The announcement confirmed that Vanessa Redgrave will reprise her Broadway performance in The Year of Magical Thinking (beginning April 30) on the National's Lyttelton stage. That will be followed in June by Michael Frayn's Afterlife, a new play about Max Reinhardt; a summer revival of Harold Pinter's A Slight Ache starring Simon Russell Beale; and in September a new work co-directed and starring both Juliet Binoche and choreographer Akram Khan.
The productions follow James Macdonald's previously reported revival of Peter Handke's play without words, The Hour We Knew Nothing of Each Other. And, beginning March 19, Jeremy Irons will play the lead in Never So Good, Howard Brenton's play about British Prime Minister Harold Macmillan.
On the National's Olivier stage, Hytner's revival of Shaw's Major Barbara will be followed by Fram (beginning April 17), Tony Harrison's new play about the Norwegian explorer Fridtjof Nansen starring Jasper Britton and Sian Thomas.
In June the Travalex £10 season continues with Melly Still's production of Middleton's Elizabethan play The Revenger's Tragedy with Rory Kinnear in the role of Vindice.
July sees the world premiere of Rebecca Lenkiewicz's Her Naked Son, which is set against the backdrop of the Suffragette movement. Tom Stoppard and Andre Previn's Every Good Boy Deserves Favour will be revived in August, and as previously reported, Ralph Fiennes takes on the title role of Oedipus in a new version by Frank McGuiness. At the Cottesloe, the previously announced Happy Now? (beginning Jan. 24) and the triple bill — Baby Girl by Roy Williams, DNA? by Dennis Kelly and The Miracle by Lin Coghlan (beginning Feb. 28) — will be followed by the world premiere of Simon Stephens' Harper Regan.
Mark Ravenhill's cycle of 17 plays, called Shoot/Get Treasure/Repeat, will be staged in various venues around London in conjunction The Gate Theatre, Out of Joint, Paines Plough and The Royal Court. Four of the plays will be staged at National's Lyttelton and Cottesloe theatres in April.
Lee Hall's play, The Pitman Painters, transfers to the Cottesloe from Live Theatre, Newcastle, and the ground-breaking director Katie Mitchell is to create a production based on Dostoyevsky's The Idiot with a cast featuring Ben Whishaw.
In November director Marianne Elliott will return to helm Samuel Adamson's Mrs. Affleck, which was written in response to Ibsen's Little Eyolf.
David Hare's new play, Gethsemane, will premiere early in 2009 with Howard Davies directing.
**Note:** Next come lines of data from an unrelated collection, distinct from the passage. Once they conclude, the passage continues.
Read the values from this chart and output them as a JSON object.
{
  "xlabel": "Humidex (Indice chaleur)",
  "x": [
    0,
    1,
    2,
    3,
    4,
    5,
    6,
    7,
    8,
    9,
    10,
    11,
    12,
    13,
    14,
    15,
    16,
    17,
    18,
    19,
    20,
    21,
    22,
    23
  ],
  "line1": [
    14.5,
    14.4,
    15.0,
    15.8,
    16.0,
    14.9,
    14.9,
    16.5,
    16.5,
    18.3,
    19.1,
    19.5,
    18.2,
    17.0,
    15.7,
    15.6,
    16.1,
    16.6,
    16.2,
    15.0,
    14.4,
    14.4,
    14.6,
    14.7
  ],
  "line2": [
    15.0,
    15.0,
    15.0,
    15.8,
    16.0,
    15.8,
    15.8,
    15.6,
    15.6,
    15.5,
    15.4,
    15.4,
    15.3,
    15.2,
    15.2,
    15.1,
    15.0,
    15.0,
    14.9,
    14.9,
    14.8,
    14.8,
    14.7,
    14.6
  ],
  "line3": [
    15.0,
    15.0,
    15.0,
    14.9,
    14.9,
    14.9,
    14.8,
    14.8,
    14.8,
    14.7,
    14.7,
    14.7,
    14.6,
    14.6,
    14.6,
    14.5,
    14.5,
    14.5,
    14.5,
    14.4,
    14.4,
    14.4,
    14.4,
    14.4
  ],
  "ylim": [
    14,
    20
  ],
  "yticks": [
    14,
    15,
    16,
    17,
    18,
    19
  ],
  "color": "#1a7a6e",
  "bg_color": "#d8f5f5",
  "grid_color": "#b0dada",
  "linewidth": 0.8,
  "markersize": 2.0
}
Commenting on the season Hytner said, "2008 will be the most ambitious year since I became the National's director. It will be marked above all by the extraordinary confidence of British playwriting, which is in evidence all over the country, at theatres large and small. We have four new plays from the current great generation of major English playwrights, and eight from their successors. Many of them are on an epic scale, and they share the repertoire with an unprecedented profusion of classics, devised shows, physical theatre and dance theatre. The National is only part of a surge of creative energy throughout the British theatre, and I'm looking forward to seeing the results on our stages."